More information on configuring and using the SDK is available in our docs at [https://learn.namiml.com](https://learn.namiml.com).
## Testing
Unit tests live in `tests/unit/` and mirror the `src/` directory structure. Run them with:
```bash
yarn test
```
### Test infrastructure
The suite uses two transformers side-by-side, each with a distinct role:
| Tool | Role | What it handles |
|---|---|---|
| **ts-jest** | TypeScript transformer | All `.ts` test files and source files — compiles TypeScript to CommonJS for Jest |
| **babel-jest** | JavaScript transformer | Third-party ESM packages from `node_modules` (Lit, `@open-wc`, `@esm-bundle/chai`, `lodash-es`, etc.) that Jest cannot run as-is because they ship as native ES modules |
| **@open-wc/testing** | Web Component test utilities | `fixture()` for rendering Lit components into a real jsdom DOM, `elementUpdated()` for awaiting Lit update cycles, and semantic DOM diff assertions (`expect(el).dom.to.equal(…)`) |
`transformIgnorePatterns` in `jest.config.mjs` lists the packages that babel-jest must transform (all others in `node_modules` are skipped). `babel.config.jest.cjs` configures the babel presets and plugins used for those transformations.

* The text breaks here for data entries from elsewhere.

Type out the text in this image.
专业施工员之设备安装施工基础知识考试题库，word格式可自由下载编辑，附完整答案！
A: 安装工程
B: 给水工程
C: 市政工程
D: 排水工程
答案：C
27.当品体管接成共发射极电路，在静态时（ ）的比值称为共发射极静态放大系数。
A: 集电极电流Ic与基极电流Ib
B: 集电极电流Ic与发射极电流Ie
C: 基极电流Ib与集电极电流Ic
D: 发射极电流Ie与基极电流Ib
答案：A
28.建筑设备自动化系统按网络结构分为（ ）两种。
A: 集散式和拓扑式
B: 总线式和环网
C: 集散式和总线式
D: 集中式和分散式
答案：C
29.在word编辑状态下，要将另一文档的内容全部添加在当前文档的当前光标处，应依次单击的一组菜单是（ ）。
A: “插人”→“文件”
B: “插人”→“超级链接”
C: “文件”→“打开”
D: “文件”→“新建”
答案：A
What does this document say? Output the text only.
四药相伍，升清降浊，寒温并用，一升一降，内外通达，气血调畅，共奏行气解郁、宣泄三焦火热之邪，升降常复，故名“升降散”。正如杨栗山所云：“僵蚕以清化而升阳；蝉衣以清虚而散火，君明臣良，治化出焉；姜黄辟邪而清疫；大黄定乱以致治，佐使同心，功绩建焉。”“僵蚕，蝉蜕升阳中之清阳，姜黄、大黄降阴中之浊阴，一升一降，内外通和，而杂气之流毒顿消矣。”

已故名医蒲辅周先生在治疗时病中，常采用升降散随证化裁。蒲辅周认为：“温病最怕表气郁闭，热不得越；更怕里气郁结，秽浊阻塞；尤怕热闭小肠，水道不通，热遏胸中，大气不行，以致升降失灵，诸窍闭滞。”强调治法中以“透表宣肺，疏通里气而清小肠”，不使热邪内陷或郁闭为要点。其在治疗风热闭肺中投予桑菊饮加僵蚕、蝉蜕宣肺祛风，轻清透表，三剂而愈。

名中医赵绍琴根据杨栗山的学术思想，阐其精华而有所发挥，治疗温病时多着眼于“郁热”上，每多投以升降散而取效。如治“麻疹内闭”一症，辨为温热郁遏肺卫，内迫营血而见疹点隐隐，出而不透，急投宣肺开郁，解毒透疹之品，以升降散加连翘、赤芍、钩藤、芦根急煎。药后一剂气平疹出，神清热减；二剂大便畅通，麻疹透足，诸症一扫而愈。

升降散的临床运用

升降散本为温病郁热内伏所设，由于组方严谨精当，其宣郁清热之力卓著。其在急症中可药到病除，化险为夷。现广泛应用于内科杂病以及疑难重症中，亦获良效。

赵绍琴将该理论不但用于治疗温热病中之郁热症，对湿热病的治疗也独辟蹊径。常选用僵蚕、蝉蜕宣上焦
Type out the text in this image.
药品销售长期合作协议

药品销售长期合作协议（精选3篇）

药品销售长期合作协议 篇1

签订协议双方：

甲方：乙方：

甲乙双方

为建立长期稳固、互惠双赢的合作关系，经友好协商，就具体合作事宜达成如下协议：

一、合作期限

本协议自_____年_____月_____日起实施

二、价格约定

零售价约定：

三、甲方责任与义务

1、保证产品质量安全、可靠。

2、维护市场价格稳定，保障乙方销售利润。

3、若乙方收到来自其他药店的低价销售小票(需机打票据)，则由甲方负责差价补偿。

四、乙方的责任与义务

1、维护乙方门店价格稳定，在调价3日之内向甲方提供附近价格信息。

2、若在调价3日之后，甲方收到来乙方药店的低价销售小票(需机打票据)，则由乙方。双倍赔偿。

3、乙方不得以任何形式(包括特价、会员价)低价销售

### Strategy for new tests
- **Pure logic** (services, repositories, utilities, managers): use ts-jest only. Import the class under test directly. No `@open-wc/testing` needed.
- **Web Components** (anything in `src/components/`): use `fixture()` from `@open-wc/testing` to mount the component in jsdom and `elementUpdated()` to wait for Lit's render cycle before asserting. See any existing file in `tests/unit/components/` for the pattern.
- Do not add new packages to `transformIgnorePatterns` without also verifying that `babel.config.jest.cjs` can transform them. New ESM-only packages may require additional babel plugins.
## Legacy support
To support older browsers, import our side-effect module before you import the SDK. It installs the necessary polyfills and shims, allowing the main entry point to stay the same for every app.
- ESM:
```js
import '@namiml/web-sdk/legacy-support';
import { Nami } from '@namiml/web-sdk';
```
- CommonJS:
```js
require('@namiml/web-sdk/legacy-support');
const { Nami } = require('@namiml/web-sdk');
```
Modern apps that do not target legacy environments can simply import the default entry:
```js
import { Nami } from '@namiml/web-sdk';
```
This keeps the modern bundle slim, while letting you opt into additional support only when you need it.